If you have made or should hereafter make any complaint, charge, claim, allegation or demand, or commence or threaten to commence any action, complaint, charge, claim or proceeding, against any or all of the Releasees for or by reason of any cause, matter or thing whatsoever existing up to the present time, this Letter Agreement may be raised as and shall constitute a complete bar to any such action, complaint, charge, claim, allegation or proceeding, and, subject to a favorable ruling by a tribunal of final jurisdiction, the Releasees shall recover from you, and you shall pay to the Releasees, all costs incurred by them, including their attorneys' fees, as a consequence of any such action, complaint charge, claim, allegation or proceeding; provided, however, that this shall not limit you from enforcing your rights under this Letter Agreement, and in the event any action is commenced to enforce your rights under this Letter Agreement, each party shall bear its own legal fees and expenses; and provided further, however, that this is not intended to interfere with your right to file a charge with the Equal Employment Opportunity Commission ("EEOC") in connection with any claim you believe you may have against any Releasee. However, by signing this Letter Agreement, you agree to waive any right to recover in any proceeding you may bring before the EEOC (or any state human rights commission) or in any proceeding brought by the EEOC (or any state human rights commission) on your behalf.

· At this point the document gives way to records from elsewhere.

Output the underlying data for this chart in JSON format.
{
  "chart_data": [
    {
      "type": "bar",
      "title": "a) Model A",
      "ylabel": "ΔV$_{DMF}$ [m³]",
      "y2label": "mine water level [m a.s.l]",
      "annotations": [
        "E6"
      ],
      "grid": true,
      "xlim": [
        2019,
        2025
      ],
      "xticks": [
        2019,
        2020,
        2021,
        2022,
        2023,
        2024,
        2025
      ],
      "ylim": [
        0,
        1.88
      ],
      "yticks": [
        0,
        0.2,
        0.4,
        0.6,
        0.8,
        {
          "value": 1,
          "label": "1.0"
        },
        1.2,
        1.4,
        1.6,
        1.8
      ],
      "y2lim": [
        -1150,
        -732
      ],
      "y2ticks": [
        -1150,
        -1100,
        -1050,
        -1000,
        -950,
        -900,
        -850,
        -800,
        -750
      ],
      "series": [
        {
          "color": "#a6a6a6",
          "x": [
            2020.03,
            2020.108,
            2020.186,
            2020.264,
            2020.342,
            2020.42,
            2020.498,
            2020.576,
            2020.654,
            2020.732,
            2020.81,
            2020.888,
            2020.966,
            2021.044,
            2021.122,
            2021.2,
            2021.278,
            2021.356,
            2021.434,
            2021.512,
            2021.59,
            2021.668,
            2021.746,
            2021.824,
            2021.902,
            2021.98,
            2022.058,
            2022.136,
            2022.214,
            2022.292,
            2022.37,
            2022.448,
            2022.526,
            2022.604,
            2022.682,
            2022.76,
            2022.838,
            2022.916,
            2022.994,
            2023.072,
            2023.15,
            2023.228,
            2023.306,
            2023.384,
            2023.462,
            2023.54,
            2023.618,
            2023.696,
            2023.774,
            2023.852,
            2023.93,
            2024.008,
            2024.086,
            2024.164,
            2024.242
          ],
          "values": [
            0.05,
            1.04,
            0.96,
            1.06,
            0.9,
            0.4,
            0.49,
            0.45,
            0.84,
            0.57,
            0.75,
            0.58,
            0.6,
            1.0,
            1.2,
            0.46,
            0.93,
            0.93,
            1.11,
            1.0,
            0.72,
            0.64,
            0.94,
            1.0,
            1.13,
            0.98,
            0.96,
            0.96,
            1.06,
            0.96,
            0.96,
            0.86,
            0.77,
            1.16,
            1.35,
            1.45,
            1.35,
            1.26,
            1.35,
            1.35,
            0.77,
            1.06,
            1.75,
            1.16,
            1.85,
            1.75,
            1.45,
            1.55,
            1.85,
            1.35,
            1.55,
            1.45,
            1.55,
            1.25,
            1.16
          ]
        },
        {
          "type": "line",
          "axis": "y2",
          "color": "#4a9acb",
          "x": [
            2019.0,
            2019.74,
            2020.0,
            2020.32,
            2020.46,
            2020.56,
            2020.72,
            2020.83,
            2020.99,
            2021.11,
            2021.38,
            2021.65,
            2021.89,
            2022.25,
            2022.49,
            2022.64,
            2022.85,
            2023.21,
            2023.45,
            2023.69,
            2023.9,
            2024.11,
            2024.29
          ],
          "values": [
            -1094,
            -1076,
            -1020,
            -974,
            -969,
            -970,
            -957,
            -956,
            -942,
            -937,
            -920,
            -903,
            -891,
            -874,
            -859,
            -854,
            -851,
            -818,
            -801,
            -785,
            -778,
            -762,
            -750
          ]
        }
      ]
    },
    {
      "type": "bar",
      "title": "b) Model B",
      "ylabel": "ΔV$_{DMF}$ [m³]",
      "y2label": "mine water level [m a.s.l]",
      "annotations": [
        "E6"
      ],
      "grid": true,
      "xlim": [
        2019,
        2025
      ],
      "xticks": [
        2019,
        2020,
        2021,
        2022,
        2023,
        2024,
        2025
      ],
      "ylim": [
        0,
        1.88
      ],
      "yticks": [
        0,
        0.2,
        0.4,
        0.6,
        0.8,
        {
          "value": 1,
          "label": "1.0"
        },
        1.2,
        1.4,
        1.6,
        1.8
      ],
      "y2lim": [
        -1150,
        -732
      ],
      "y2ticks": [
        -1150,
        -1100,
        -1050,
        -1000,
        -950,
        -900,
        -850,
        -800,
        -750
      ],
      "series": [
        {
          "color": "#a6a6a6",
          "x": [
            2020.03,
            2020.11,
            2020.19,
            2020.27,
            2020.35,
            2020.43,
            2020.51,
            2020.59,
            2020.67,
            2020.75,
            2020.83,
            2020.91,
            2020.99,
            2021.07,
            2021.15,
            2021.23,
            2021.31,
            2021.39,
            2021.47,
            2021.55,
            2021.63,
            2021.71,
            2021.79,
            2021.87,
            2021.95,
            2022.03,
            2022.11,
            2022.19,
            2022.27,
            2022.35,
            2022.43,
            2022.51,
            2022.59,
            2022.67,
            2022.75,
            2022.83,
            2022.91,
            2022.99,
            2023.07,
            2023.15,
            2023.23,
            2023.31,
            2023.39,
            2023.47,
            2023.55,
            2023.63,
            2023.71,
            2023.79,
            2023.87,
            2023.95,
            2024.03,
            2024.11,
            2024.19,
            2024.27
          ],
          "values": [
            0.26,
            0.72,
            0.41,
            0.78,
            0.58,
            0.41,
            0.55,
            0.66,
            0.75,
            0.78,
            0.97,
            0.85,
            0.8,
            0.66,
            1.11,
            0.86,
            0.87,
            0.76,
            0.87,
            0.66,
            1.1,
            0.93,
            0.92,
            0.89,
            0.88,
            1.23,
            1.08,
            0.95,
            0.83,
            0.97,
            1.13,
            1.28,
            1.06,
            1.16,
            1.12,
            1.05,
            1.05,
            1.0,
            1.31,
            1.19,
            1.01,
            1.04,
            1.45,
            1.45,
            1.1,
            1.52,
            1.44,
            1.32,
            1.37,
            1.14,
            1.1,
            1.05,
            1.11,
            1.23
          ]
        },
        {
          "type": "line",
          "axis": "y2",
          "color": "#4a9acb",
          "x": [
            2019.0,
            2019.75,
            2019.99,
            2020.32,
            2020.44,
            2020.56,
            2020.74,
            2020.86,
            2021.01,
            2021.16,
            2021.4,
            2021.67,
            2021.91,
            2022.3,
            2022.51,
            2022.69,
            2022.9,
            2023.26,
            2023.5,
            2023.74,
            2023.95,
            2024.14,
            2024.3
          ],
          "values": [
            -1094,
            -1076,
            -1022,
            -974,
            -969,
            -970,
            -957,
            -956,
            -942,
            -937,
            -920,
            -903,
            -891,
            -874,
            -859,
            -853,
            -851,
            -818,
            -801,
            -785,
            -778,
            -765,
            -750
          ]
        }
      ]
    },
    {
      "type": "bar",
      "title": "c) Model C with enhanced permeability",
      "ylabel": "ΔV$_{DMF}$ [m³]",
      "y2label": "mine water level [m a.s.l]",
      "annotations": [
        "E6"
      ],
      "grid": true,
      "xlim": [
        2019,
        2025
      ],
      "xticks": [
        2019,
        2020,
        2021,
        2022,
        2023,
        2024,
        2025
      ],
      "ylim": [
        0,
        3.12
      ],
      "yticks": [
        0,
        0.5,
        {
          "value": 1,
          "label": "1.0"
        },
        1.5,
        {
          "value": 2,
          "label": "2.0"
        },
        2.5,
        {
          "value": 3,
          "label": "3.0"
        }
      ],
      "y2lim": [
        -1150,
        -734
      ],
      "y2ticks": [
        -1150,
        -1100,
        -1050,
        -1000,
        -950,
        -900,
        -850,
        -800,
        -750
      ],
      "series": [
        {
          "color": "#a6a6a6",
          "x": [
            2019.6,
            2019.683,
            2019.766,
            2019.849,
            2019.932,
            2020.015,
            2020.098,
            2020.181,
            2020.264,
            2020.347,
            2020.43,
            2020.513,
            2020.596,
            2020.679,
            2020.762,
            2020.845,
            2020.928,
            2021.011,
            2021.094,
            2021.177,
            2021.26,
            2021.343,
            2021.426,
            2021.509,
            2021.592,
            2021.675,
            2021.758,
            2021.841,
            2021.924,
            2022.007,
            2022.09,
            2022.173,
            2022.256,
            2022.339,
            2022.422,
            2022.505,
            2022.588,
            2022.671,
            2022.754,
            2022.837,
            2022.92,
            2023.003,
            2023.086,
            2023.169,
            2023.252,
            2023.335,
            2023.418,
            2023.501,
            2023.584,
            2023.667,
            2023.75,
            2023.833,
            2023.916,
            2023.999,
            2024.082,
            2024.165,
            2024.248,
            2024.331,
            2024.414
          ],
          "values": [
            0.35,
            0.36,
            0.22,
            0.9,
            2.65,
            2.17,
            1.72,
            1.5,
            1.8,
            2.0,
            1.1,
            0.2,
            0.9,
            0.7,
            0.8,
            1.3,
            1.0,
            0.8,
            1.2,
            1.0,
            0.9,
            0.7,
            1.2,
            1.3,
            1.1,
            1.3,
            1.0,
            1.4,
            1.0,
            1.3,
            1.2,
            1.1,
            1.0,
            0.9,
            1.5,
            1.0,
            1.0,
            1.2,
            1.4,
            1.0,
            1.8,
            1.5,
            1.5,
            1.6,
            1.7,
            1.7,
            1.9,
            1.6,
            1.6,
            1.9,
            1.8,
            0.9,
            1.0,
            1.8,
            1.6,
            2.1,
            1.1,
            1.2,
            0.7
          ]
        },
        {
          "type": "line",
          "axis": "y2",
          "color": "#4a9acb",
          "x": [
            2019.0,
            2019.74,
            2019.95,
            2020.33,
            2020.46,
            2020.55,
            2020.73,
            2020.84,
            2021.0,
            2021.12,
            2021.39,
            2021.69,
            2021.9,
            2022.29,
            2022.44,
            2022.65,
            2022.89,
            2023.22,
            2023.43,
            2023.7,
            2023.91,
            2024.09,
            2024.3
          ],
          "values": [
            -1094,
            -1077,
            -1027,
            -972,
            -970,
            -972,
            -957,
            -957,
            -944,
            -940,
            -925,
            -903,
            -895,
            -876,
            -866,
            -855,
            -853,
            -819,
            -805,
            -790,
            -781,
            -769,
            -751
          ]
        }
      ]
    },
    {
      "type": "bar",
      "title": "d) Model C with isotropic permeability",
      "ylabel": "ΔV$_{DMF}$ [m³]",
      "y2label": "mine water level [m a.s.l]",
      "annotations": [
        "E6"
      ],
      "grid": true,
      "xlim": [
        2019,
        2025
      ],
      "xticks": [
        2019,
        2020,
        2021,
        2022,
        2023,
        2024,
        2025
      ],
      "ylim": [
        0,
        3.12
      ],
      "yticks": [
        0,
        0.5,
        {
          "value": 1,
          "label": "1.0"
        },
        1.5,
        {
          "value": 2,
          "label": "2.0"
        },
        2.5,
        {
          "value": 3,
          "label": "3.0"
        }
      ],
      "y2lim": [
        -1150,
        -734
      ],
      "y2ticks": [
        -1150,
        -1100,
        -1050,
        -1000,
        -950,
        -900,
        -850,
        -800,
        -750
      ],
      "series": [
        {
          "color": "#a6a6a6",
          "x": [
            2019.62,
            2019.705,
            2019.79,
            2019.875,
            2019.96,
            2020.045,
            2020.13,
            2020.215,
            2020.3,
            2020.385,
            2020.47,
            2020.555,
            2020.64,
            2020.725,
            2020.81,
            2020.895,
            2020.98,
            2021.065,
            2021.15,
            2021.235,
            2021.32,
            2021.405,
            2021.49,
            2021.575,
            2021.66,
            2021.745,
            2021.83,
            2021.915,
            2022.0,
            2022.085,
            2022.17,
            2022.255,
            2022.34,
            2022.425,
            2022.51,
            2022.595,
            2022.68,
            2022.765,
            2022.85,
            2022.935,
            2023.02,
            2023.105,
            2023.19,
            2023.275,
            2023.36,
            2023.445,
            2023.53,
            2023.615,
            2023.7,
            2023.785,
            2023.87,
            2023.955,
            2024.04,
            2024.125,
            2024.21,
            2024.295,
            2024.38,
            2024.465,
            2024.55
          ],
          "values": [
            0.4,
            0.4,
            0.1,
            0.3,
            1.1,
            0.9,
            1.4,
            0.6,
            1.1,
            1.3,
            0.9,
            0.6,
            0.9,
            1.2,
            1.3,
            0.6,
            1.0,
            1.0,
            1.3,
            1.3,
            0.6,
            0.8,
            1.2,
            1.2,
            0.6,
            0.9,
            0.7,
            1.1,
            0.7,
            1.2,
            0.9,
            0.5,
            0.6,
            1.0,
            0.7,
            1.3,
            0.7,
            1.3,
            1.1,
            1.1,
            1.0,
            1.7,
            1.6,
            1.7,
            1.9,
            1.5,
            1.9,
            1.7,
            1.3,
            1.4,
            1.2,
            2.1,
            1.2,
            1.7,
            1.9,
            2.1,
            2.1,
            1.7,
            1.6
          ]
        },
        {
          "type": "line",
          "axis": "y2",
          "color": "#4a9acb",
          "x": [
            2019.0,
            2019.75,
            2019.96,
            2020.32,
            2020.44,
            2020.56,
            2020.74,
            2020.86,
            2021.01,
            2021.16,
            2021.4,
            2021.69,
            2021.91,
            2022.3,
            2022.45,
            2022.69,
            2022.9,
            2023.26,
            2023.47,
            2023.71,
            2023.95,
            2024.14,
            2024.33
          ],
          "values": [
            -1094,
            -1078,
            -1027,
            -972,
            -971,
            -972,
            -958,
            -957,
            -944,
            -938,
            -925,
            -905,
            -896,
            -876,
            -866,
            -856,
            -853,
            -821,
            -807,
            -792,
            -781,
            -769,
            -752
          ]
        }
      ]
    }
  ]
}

You specifically release all claims under the Age Discrimination in Employment Act ("ADEA") relating to your employment and its termination.
If the foregoing correctly reflects our understanding, please sign the enclosed copy of this Letter Agreement, whereupon it will become a binding agreement between us.
|J. CREW GROUP, INC.|
J. CREW OPERATING CORP.
Vice-President, Human Resources
|AGREED TO AND ACCEPTED:|
Dated: _____________________, 2004
STATE OF ______________________ )
COUNTY OF ____________________ )
On the day of , 2004, before me personally came Scott Gilbertson, who, being by me duly sworn, did depose and say that he resides at , and did acknowledge and represent that he has had an opportunity to consult with attorneys and other advisers of his choosing regarding the Letter Agreement set forth above, that he has reviewed all of the terms of the Letter Agreement and that he fully understands all of its provisions, including without limitation, the general release and waiver set forth therein.